As an installation artist and an immigrant, my work often interprets issues of cultural identity and how these issues correlate to themes of place, specifically our relationship to the land and soil. Raíces fits into my search for place, lineage, and cultural identity while presenting a family portrait.
3. As an artist, what are your essential materials and/or tools for building a new world?
I often work with soft materials such a fabric, wool, cotton fiber, thread, yarn, and discarded clothing that I upcycle. I contrast these with harder materials such as wood, plaster, and found objects. I work my materials with my hands, much like my grandmothers did, bridging the past with the present.
My stories, experiences of immigration and assimilation, and my search for a place to set down roots are what I pass down to my child, in turn setting the foundations for her future.
4. Did any books, music, film, news, or other art inform your work in this exhibition?

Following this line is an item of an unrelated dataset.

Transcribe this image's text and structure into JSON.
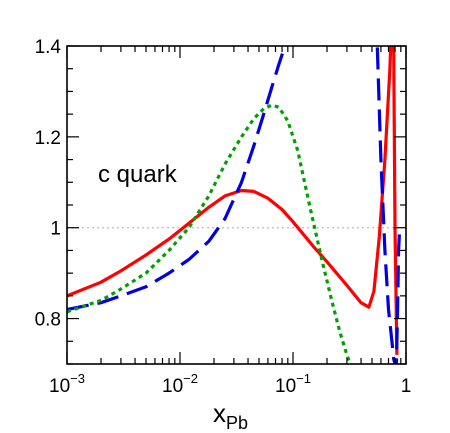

Raíces was mostly informed by personal and family experiences and the stories of my grandmothers. Traditional craft techniques, such as coiling and casting, have informed my process and materials, and I fall within a long lineage of fiber artists and artisans.
5. How have the events of the past several years—the global pandemic, increased advocacy for social reform, and striking political division—changed or challenged your practice?
These events have heightened my awareness about how and where I can use my voice through my art to address these topics. Also, the grief of losing both my grandmothers within a year (2020 and 2021), shortly after I cast their feet for Raíces, made the work even more poignant for me.
6. If you could travel to any time, past or future, where would you go? Why?
I would love to see what my grandmothers were like as young girls. That would take me to Spain and Saba (Dutch Caribbean) during the late 1920s and the 1930s.
New Worlds: Women to Watch 2024 is on view at the National Museum of Women in the Arts from April 14 to August 11, 2024.